If $\arg z<0$ , then $\arg \left( -z \right)-\arg z=$
(A) $\pi$
(B) $-\pi$
(C) $\dfrac{\pi }{2}$
(D) $-\dfrac{\pi }{2}$

Answer 1

Solution

We are given an expression $\arg z<0$ and using this we have to compute the value for $\arg \left( -z \right)-\arg z$ from the given options. We will first write the let that ‘z’ in the given expression be, $z=r\left( \cos \theta +i\sin \theta \right)$ . So, we will have $\arg \left( z \right)=\theta$ . We will use this form to find the value of $\arg \left( -z \right)$ . We know that, $\cos \left( \pi +\theta \right)=-\cos \theta$ and $\sin \left( \pi +\theta \right)=-\sin \theta$ . Then, we will compute the values in $\arg \left( -z \right)-\arg z$ and get the required value.

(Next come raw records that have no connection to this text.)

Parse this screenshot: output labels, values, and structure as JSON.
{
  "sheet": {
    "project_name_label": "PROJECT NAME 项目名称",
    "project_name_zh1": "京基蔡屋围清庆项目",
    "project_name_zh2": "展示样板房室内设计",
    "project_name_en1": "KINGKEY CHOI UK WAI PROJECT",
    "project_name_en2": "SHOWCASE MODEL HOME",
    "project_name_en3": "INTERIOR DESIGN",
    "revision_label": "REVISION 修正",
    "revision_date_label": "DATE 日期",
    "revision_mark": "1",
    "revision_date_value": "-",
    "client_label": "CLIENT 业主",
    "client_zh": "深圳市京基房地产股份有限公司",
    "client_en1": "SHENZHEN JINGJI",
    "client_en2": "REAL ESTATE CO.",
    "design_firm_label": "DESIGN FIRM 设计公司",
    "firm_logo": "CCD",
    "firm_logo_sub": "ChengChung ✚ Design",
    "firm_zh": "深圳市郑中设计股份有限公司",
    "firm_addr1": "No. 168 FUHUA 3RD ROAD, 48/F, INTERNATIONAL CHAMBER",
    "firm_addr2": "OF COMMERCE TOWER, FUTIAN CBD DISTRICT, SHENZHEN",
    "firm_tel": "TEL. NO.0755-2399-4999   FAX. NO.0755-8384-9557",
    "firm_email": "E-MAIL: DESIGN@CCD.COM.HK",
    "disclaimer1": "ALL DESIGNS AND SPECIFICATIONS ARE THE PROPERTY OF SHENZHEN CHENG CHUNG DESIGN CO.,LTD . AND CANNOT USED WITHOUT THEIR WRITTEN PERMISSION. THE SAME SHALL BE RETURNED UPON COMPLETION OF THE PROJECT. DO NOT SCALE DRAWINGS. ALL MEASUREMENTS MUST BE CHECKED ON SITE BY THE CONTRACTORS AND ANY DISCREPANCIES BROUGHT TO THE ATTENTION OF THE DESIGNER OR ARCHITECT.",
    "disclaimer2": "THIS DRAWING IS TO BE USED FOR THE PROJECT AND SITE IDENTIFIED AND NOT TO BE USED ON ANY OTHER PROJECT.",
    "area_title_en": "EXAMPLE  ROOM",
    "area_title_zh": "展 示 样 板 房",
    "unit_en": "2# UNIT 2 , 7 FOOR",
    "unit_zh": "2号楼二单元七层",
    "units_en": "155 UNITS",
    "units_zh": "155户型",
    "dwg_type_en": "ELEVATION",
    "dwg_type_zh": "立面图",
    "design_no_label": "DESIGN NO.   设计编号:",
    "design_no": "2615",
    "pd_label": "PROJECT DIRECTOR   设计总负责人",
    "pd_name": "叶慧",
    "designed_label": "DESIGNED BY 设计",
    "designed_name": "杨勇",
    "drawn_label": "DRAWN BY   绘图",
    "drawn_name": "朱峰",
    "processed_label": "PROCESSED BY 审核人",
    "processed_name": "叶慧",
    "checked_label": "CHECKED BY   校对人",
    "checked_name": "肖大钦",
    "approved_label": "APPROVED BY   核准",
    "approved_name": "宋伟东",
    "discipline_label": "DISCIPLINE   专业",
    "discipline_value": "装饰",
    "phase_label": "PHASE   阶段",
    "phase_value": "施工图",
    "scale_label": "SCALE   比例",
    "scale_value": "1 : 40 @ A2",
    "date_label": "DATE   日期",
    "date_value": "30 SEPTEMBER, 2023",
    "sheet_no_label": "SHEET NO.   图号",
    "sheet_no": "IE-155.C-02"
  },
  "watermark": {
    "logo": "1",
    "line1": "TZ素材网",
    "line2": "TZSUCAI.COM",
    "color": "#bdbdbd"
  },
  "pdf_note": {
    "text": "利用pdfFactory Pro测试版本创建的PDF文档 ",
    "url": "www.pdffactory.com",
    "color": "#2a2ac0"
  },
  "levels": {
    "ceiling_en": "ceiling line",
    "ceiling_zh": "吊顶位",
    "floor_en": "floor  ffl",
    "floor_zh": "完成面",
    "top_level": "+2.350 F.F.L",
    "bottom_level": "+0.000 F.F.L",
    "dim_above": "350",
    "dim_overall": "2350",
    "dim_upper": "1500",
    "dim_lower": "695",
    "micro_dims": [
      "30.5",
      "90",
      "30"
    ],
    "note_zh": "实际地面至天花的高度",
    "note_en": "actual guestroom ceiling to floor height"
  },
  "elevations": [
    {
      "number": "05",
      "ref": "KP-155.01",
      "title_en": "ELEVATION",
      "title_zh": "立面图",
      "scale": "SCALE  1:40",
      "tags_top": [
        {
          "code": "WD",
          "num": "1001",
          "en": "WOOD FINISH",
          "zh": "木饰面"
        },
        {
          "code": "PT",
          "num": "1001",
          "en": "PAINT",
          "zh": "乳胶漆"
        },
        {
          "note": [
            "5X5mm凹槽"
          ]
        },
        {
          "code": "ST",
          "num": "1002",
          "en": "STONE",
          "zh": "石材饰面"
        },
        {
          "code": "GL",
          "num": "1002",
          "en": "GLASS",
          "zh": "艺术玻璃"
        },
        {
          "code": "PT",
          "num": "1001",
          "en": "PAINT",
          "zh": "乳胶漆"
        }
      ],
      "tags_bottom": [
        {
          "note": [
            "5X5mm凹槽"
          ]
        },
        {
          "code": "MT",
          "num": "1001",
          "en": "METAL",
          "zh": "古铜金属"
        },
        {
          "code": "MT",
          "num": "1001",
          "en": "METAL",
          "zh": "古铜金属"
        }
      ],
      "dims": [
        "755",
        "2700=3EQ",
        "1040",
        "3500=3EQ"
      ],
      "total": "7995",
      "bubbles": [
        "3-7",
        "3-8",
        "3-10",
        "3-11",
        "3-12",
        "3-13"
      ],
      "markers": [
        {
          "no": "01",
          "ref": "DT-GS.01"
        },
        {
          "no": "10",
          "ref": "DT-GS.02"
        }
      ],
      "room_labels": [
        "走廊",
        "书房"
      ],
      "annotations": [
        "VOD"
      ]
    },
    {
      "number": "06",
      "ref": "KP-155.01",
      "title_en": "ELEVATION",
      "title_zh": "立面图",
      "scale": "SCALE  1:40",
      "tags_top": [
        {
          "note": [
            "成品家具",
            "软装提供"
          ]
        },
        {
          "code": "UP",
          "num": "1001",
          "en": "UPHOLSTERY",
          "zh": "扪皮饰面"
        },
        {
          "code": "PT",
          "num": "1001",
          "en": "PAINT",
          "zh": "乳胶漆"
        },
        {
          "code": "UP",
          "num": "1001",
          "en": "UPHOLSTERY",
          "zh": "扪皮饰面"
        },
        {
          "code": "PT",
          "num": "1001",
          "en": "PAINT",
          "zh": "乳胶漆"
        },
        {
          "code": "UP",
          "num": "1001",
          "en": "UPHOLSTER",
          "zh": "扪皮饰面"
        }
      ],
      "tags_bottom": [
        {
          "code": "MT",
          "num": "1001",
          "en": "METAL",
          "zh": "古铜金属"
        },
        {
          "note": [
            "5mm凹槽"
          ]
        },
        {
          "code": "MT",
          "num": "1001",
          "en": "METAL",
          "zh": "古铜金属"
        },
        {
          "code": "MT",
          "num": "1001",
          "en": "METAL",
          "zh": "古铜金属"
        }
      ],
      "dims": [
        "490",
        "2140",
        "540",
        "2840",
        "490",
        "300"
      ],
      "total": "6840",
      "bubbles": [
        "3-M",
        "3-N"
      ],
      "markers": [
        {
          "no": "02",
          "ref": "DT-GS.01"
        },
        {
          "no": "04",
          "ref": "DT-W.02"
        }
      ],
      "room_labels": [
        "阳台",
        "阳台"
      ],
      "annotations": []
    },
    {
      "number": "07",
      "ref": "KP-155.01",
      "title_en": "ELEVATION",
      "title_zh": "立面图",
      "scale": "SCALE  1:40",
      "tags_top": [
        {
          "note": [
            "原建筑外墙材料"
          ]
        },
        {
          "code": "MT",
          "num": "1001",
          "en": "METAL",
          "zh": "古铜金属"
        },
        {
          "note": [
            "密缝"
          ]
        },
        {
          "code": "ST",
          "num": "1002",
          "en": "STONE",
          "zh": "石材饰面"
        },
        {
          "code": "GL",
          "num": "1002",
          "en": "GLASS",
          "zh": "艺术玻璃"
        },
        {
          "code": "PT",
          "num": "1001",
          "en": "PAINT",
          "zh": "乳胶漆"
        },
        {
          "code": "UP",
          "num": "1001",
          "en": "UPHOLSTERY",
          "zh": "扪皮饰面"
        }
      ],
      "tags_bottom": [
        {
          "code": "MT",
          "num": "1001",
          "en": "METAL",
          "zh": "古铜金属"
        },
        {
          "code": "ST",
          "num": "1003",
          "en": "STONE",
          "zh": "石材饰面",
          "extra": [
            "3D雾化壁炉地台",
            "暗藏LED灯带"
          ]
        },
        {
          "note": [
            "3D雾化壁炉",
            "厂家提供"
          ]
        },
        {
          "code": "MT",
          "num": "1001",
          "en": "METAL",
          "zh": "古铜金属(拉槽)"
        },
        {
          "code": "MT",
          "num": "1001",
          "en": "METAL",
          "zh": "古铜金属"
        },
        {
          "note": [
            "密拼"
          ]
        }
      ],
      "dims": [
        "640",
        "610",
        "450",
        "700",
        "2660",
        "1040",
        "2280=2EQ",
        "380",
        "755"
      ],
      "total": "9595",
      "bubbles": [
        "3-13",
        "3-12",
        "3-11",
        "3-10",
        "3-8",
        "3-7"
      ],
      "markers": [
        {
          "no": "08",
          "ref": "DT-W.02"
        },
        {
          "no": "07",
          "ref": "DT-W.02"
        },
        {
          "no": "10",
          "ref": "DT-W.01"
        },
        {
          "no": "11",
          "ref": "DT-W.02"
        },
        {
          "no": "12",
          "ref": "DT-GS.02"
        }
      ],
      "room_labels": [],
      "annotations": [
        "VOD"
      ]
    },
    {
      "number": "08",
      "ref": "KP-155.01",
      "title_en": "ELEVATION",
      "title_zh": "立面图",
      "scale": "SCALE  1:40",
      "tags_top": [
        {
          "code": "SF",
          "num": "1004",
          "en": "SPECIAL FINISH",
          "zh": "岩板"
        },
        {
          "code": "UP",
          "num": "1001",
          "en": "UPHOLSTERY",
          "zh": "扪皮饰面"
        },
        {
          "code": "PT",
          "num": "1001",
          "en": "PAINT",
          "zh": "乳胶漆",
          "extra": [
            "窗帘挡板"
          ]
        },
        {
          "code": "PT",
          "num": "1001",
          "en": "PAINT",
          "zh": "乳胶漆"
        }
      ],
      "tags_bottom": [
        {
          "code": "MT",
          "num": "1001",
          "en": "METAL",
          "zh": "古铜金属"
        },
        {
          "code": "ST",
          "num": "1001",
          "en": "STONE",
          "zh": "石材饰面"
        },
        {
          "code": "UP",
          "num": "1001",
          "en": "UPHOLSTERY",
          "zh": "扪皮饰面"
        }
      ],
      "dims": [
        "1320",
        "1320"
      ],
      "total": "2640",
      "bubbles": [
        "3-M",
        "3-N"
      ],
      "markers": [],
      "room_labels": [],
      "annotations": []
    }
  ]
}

Complete step by step answer:
According to the given question, we are given an expression $\arg z<0$ and we are asked to use this expression and find the value of $\arg \left( -z \right)-\arg z$ .
We have the given expression as
$\arg z<0$
Let us assume the variable in the given expression be written in terms of polar coordinate form and we get,
$z=r\left( \cos \theta +i\sin \theta \right)$
And $\arg \left( z \right)=\theta <0$
We will now find the value of $\arg \left( -z \right)$ , and for that we have,
$-z=-r\left( \cos \theta +i\sin \theta \right)$
In the above equation, the negative sign in the RHS has the cosine function and the sine function as negative. But we know that, $\cos \left( \pi +\theta \right)=-\cos \theta$ and $\sin \left( \pi +\theta \right)=-\sin \theta$ . So, we can write the expression as,
$\Rightarrow -z=r\left( \cos \left( \pi +\theta \right)+i\sin \left( \pi +\theta \right) \right)$
So, if we write $\arg \left( z \right)=\theta$ for the expression $z=r\left( \cos \theta +i\sin \theta \right)$ , that is, we write the function in terms of the angle and so for the expression $-z=r\left( \cos \left( \pi +\theta \right)+i\sin \left( \pi +\theta \right) \right)$ , we will have the function as,
$\arg \left( -z \right)=\pi +\theta$
Now, we will substitute the obtained values in the expression,
$\arg \left( -z \right)-\arg z$
We get,
$\Rightarrow \left( \pi +\theta \right)-\theta$
Opening up the brackets, we get the value of the expression as,
$\Rightarrow \pi +\theta -\theta$
$\Rightarrow \pi$

So, the correct answer is “Option A”.

Note: The given function $\arg \left( z \right)$ is given to have a value less than 0, that is, existence of imaginary terms/ numbers. That is why we introduced the term iota ( $i$ ) while defining the value of the variable ‘z’. So, if the value of the function is greater than 0 then we will have real values so the iota ( $i$ ) is not required.